1777, 242 years ago
British Gen. John “Gentleman Johnny” Burgoyne retreats north in an effort to reach Fort Edwards, but his 5,800-man army finds itself surrounded by 20,000 American regulars and militiamen. Burgoyne surrenders. The Americans have won the Battles of Saratoga.
Burgoyne and Gen. Horatio Gates, commander of the American army, draw up surrender terms in the Convention of Saratoga, and in agreeing to them, Gates blunders and nearly nullifies the great American victory.
By the terms of surrender, the British soldiers will be taken to Boston and from there sail to England. They promise never again to fight Americans in the Revolutionary War. If the terms are carried out, though, Burgoyne’s men will be available in Europe to fight the French. This will not please the French. The Americans hope that their victory at Saratoga will convince the French to join the Americans and provide them with financial, military and naval support (they eventually did).
So, the Continental Congress steps in and Burgoyne’s soldiers are held prisoners for the duration of the war, most of them in Charlottesville, Virginia. (A majority of them remained in the new United States of America after the war ended in 1783 and today many American families are descended from British and German soldiers who surrendered at Saratoga.)
1919, 100 years ago
Music at work
The sound of music fills the Savage Arms plant on Utica’s eastern boundary (later the site of CharlesTown) when area performers are brought in to put on a musical show for employees in the plant auditorium. Among those in the audience are some employees from Savage’s sister plant in Sharon, Pennsylvania.
1944, 75 years ago
Harriet A. Ackroyd is named chairwoman of the 1944 Christmas Seal fundraising campaign for the Oneida County Tuberculosis & Health Association. Money raised will help support the association’s two tuberculosis clinics and conduct health education programs throughout the county.
1969, 50 years ago
A symbolic groundbreaking ceremony is held at the new permanent, $7.7 million campus for Herkimer County Community College. Thousands of yards of dirt already have been moved as construction continues. The college will have 1,100 students when construction is completed in the fall of 1971.

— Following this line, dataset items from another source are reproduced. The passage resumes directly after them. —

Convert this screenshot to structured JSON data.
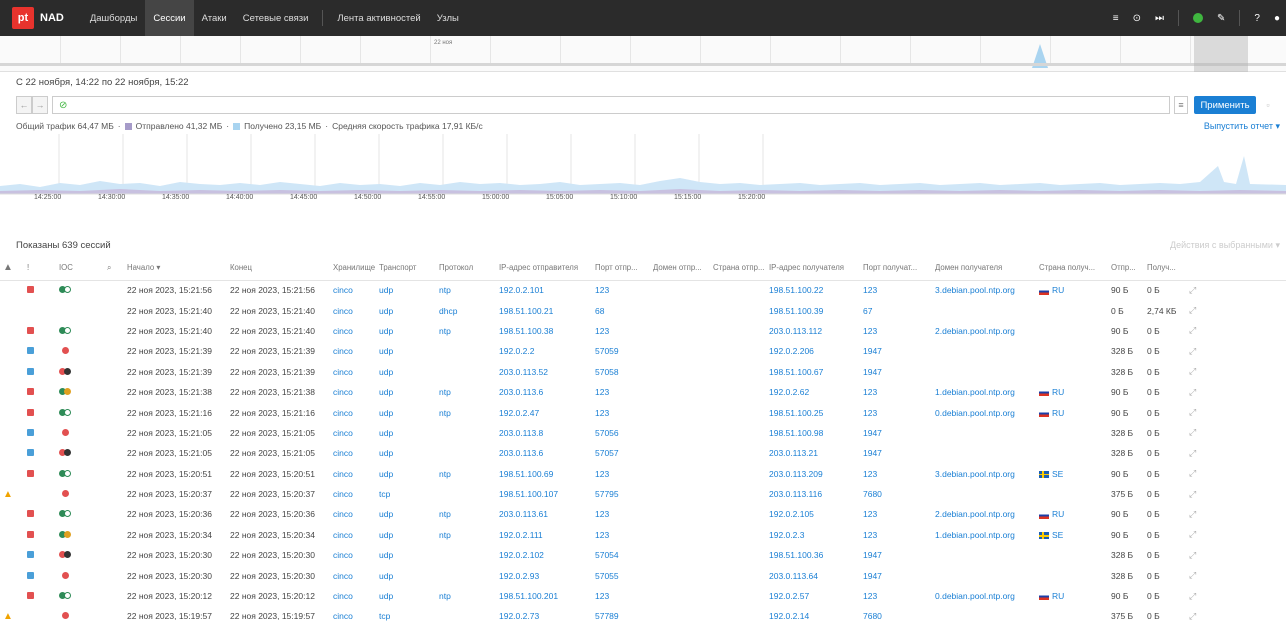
{
  "app": {
    "logo": "pt",
    "name": "NAD"
  },
  "nav": [
    {
      "label": "Дашборды",
      "active": false
    },
    {
      "label": "Сессии",
      "active": true
    },
    {
      "label": "Атаки",
      "active": false
    },
    {
      "label": "Сетевые связи",
      "active": false
    },
    {
      "label": "Лента активностей",
      "active": false
    },
    {
      "label": "Узлы",
      "active": false
    }
  ],
  "timeline": {
    "label": "22 ноя"
  },
  "range_text": "С 22 ноября, 14:22 по 22 ноября, 15:22",
  "filter": {
    "apply_label": "Применить"
  },
  "stats": {
    "total": "Общий трафик 64,47 МБ",
    "sent": "Отправлено 41,32 МБ",
    "received": "Получено 23,15 МБ",
    "speed": "Средняя скорость трафика 17,91 КБ/с",
    "sent_color": "#a69bc9",
    "received_color": "#a9d4f0"
  },
  "report_label": "Выпустить отчет",
  "axis_ticks": [
    "14:25:00",
    "14:30:00",
    "14:35:00",
    "14:40:00",
    "14:45:00",
    "14:50:00",
    "14:55:00",
    "15:00:00",
    "15:05:00",
    "15:10:00",
    "15:15:00",
    "15:20:00"
  ],
  "shown_label": "Показаны 639 сессий",
  "actions_label": "Действия с выбранными",
  "columns": [
    "!",
    "IOC",
    "",
    "Начало",
    "Конец",
    "Хранилище",
    "Транспорт",
    "Протокол",
    "IP-адрес отправителя",
    "Порт отпр...",
    "Домен отпр...",
    "Страна отпр...",
    "IP-адрес получателя",
    "Порт получат...",
    "Домен получателя",
    "Страна получ...",
    "Отпр...",
    "Получ..."
  ],
  "rows": [
    {
      "warn": "",
      "sev": "r",
      "ioc": "gw",
      "start": "22 ноя 2023, 15:21:56",
      "end": "22 ноя 2023, 15:21:56",
      "store": "cinco",
      "transport": "udp",
      "proto": "ntp",
      "src": "192.0.2.101",
      "sport": "123",
      "dst": "198.51.100.22",
      "dport": "123",
      "ddomain": "3.debian.pool.ntp.org",
      "flag": "ru",
      "country": "RU",
      "sent": "90 Б",
      "recv": "0 Б"
    },
    {
      "warn": "",
      "sev": "",
      "ioc": "",
      "start": "22 ноя 2023, 15:21:40",
      "end": "22 ноя 2023, 15:21:40",
      "store": "cinco",
      "transport": "udp",
      "proto": "dhcp",
      "src": "198.51.100.21",
      "sport": "68",
      "dst": "198.51.100.39",
      "dport": "67",
      "ddomain": "",
      "flag": "",
      "country": "",
      "sent": "0 Б",
      "recv": "2,74 КБ"
    },
    {
      "warn": "",
      "sev": "r",
      "ioc": "gw",
      "start": "22 ноя 2023, 15:21:40",
      "end": "22 ноя 2023, 15:21:40",
      "store": "cinco",
      "transport": "udp",
      "proto": "ntp",
      "src": "198.51.100.38",
      "sport": "123",
      "dst": "203.0.113.112",
      "dport": "123",
      "ddomain": "2.debian.pool.ntp.org",
      "flag": "",
      "country": "",
      "sent": "90 Б",
      "recv": "0 Б"
    },
    {
      "warn": "",
      "sev": "b",
      "ioc": "r",
      "start": "22 ноя 2023, 15:21:39",
      "end": "22 ноя 2023, 15:21:39",
      "store": "cinco",
      "transport": "udp",
      "proto": "",
      "src": "192.0.2.2",
      "sport": "57059",
      "dst": "192.0.2.206",
      "dport": "1947",
      "ddomain": "",
      "flag": "",
      "country": "",
      "sent": "328 Б",
      "recv": "0 Б"
    },
    {
      "warn": "",
      "sev": "b",
      "ioc": "rk",
      "start": "22 ноя 2023, 15:21:39",
      "end": "22 ноя 2023, 15:21:39",
      "store": "cinco",
      "transport": "udp",
      "proto": "",
      "src": "203.0.113.52",
      "sport": "57058",
      "dst": "198.51.100.67",
      "dport": "1947",
      "ddomain": "",
      "flag": "",
      "country": "",
      "sent": "328 Б",
      "recv": "0 Б"
    },
    {
      "warn": "",
      "sev": "r",
      "ioc": "go",
      "start": "22 ноя 2023, 15:21:38",
      "end": "22 ноя 2023, 15:21:38",
      "store": "cinco",
      "transport": "udp",
      "proto": "ntp",
      "src": "203.0.113.6",
      "sport": "123",
      "dst": "192.0.2.62",
      "dport": "123",
      "ddomain": "1.debian.pool.ntp.org",
      "flag": "ru",
      "country": "RU",
      "sent": "90 Б",
      "recv": "0 Б"
    },
    {
      "warn": "",
      "sev": "r",
      "ioc": "gw",
      "start": "22 ноя 2023, 15:21:16",
      "end": "22 ноя 2023, 15:21:16",
      "store": "cinco",
      "transport": "udp",
      "proto": "ntp",
      "src": "192.0.2.47",
      "sport": "123",
      "dst": "198.51.100.25",
      "dport": "123",
      "ddomain": "0.debian.pool.ntp.org",
      "flag": "ru",
      "country": "RU",
      "sent": "90 Б",
      "recv": "0 Б"
    },
    {
      "warn": "",
      "sev": "b",
      "ioc": "r",
      "start": "22 ноя 2023, 15:21:05",
      "end": "22 ноя 2023, 15:21:05",
      "store": "cinco",
      "transport": "udp",
      "proto": "",
      "src": "203.0.113.8",
      "sport": "57056",
      "dst": "198.51.100.98",
      "dport": "1947",
      "ddomain": "",
      "flag": "",
      "country": "",
      "sent": "328 Б",
      "recv": "0 Б"
    },
    {
      "warn": "",
      "sev": "b",
      "ioc": "rk",
      "start": "22 ноя 2023, 15:21:05",
      "end": "22 ноя 2023, 15:21:05",
      "store": "cinco",
      "transport": "udp",
      "proto": "",
      "src": "203.0.113.6",
      "sport": "57057",
      "dst": "203.0.113.21",
      "dport": "1947",
      "ddomain": "",
      "flag": "",
      "country": "",
      "sent": "328 Б",
      "recv": "0 Б"
    },
    {
      "warn": "",
      "sev": "r",
      "ioc": "gw",
      "start": "22 ноя 2023, 15:20:51",
      "end": "22 ноя 2023, 15:20:51",
      "store": "cinco",
      "transport": "udp",
      "proto": "ntp",
      "src": "198.51.100.69",
      "sport": "123",
      "dst": "203.0.113.209",
      "dport": "123",
      "ddomain": "3.debian.pool.ntp.org",
      "flag": "se",
      "country": "SE",
      "sent": "90 Б",
      "recv": "0 Б"
    },
    {
      "warn": "▲",
      "sev": "",
      "ioc": "r",
      "start": "22 ноя 2023, 15:20:37",
      "end": "22 ноя 2023, 15:20:37",
      "store": "cinco",
      "transport": "tcp",
      "proto": "",
      "src": "198.51.100.107",
      "sport": "57795",
      "dst": "203.0.113.116",
      "dport": "7680",
      "ddomain": "",
      "flag": "",
      "country": "",
      "sent": "375 Б",
      "recv": "0 Б"
    },
    {
      "warn": "",
      "sev": "r",
      "ioc": "gw",
      "start": "22 ноя 2023, 15:20:36",
      "end": "22 ноя 2023, 15:20:36",
      "store": "cinco",
      "transport": "udp",
      "proto": "ntp",
      "src": "203.0.113.61",
      "sport": "123",
      "dst": "192.0.2.105",
      "dport": "123",
      "ddomain": "2.debian.pool.ntp.org",
      "flag": "ru",
      "country": "RU",
      "sent": "90 Б",
      "recv": "0 Б"
    },
    {
      "warn": "",
      "sev": "r",
      "ioc": "go",
      "start": "22 ноя 2023, 15:20:34",
      "end": "22 ноя 2023, 15:20:34",
      "store": "cinco",
      "transport": "udp",
      "proto": "ntp",
      "src": "192.0.2.111",
      "sport": "123",
      "dst": "192.0.2.3",
      "dport": "123",
      "ddomain": "1.debian.pool.ntp.org",
      "flag": "se",
      "country": "SE",
      "sent": "90 Б",
      "recv": "0 Б"
    },
    {
      "warn": "",
      "sev": "b",
      "ioc": "rk",
      "start": "22 ноя 2023, 15:20:30",
      "end": "22 ноя 2023, 15:20:30",
      "store": "cinco",
      "transport": "udp",
      "proto": "",
      "src": "192.0.2.102",
      "sport": "57054",
      "dst": "198.51.100.36",
      "dport": "1947",
      "ddomain": "",
      "flag": "",
      "country": "",
      "sent": "328 Б",
      "recv": "0 Б"
    },
    {
      "warn": "",
      "sev": "b",
      "ioc": "r",
      "start": "22 ноя 2023, 15:20:30",
      "end": "22 ноя 2023, 15:20:30",
      "store": "cinco",
      "transport": "udp",
      "proto": "",
      "src": "192.0.2.93",
      "sport": "57055",
      "dst": "203.0.113.64",
      "dport": "1947",
      "ddomain": "",
      "flag": "",
      "country": "",
      "sent": "328 Б",
      "recv": "0 Б"
    },
    {
      "warn": "",
      "sev": "r",
      "ioc": "gw",
      "start": "22 ноя 2023, 15:20:12",
      "end": "22 ноя 2023, 15:20:12",
      "store": "cinco",
      "transport": "udp",
      "proto": "ntp",
      "src": "198.51.100.201",
      "sport": "123",
      "dst": "192.0.2.57",
      "dport": "123",
      "ddomain": "0.debian.pool.ntp.org",
      "flag": "ru",
      "country": "RU",
      "sent": "90 Б",
      "recv": "0 Б"
    },
    {
      "warn": "▲",
      "sev": "",
      "ioc": "r",
      "start": "22 ноя 2023, 15:19:57",
      "end": "22 ноя 2023, 15:19:57",
      "store": "cinco",
      "transport": "tcp",
      "proto": "",
      "src": "192.0.2.73",
      "sport": "57789",
      "dst": "192.0.2.14",
      "dport": "7680",
      "ddomain": "",
      "flag": "",
      "country": "",
      "sent": "375 Б",
      "recv": "0 Б"
    }
  ]
}
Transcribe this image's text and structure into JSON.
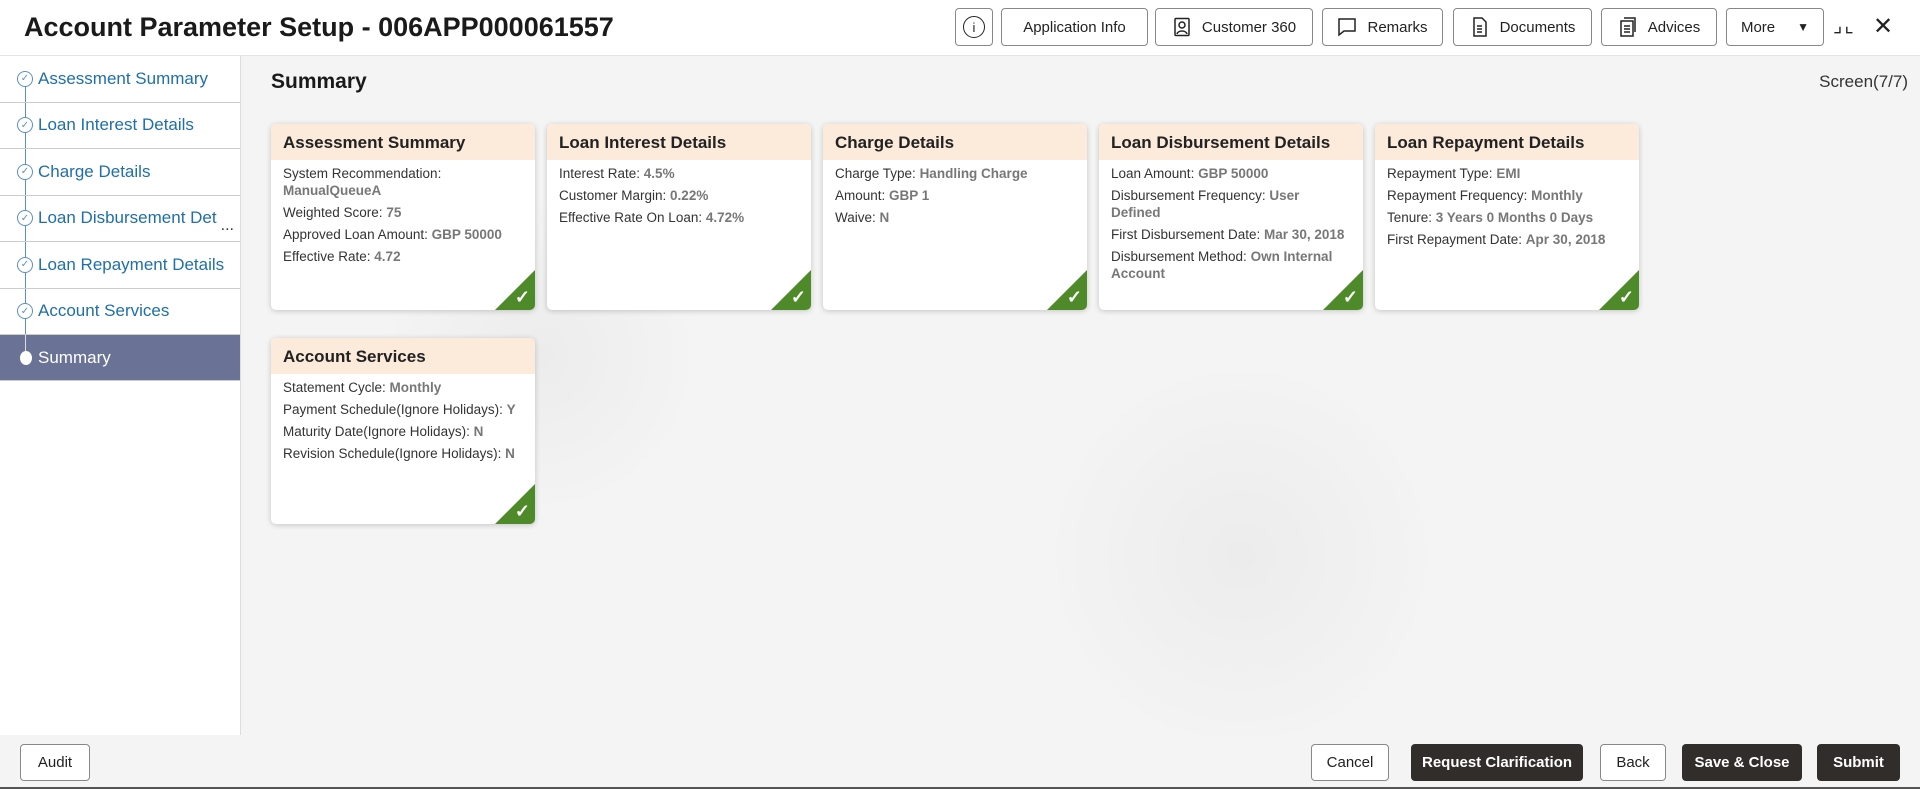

Dr. W. Stewart Tosh is sworn in as the second president of the 23-year-old Mohawk Valley Community College. An inaugural procession is led by Professor Robert Jorgensen, chairman of the college faculty, and includes the college’s first president, Dr. Albert Payne.
The Mt. Carmel Players presents “The Man Who Came to Dinner.” It is directed by Etta San Andres and its cast includes Roger Amodio (as the title character Sheridan Whiteside), Helen Cody, Robert Shaut, Joyce Capraro, Joseph (Jay) Trisolino, Louis Damello Jr., Carmel Ann Sacco, Virginia Caramadre, Philip Macero Jr., Cynthia Walczak, Victor Scalise, Charles Sardina and Denise Gosling.
In bowling news, Charlie Smith rolls a 667 series in the Aurora Service Club League on games of 226, 199 and 242. Nancy Lewek leads the women with a 570 in the Aurora City League on games of 192, 180 and 198.
1994, 25 years ago
The Calvary Baptist Church on Whitesboro Street in Utica celebrates its 100th anniversary with a concert with Jim and Jessie Kerr-Whitt. The church leader is Thekla Raisner. A special worship service is conducted by the Rev. Claude Marvin, Calvary’s retired lay pastor.
The B Sharp Musical Club’s annual scholarship benefit concert is presented in the Munson-Williams-Proctor Institute’s Museum of Art auditorium. Performers include pianist Anita Hunter, soprano Lauralyn Kolb accompanied by Tina Toglia and a quintet comprised of Cathy McGowan, flute; John McGowan, oboe; Heather Johnsen, clarinet; Steve Smardon, bassoon; and Bruce Bush, horn.
In high school football, New York Mills defeats West Canada Valley 6-0. Kevin Cahill’s 33-yard pass to Jeremy Voorhees sets up a three-yard run by Brett Geruntino as he follows right tackle Jason Santillo into the end zone.
2009, 10 years ago
The Kiwanis Club of the Central Adirondacks honors members of the Town of Webb School Key Club for “outstanding performances throughout the school year,” including helping the Salvation Army and wrapping gifts in the Christmas for Kids project. Diane Amos is club adviser and officers include: Justin Connerty, president; Ashley Carroll, vice president; Ashley Booton, treasurer; and Allison Frey, secretary.
I’ll name the events, you name the U.S. presidents at the time. (1) the Philippines, Puerto Rico and Guam are acquired by the United States. (2) the “Star-Spangled Banner” officially is adopted as our national anthem. (3) Alaska is proclaimed our 49th state and Hawaii is admitted as our 50th state. (Answers will appear here next week.)
Answer to last week’s question: Herbert Hoover, president from 1929 to 1933, was the first president born west of the Mississippi. He was born in West Branch, Iowa, on Aug. 10, 1874.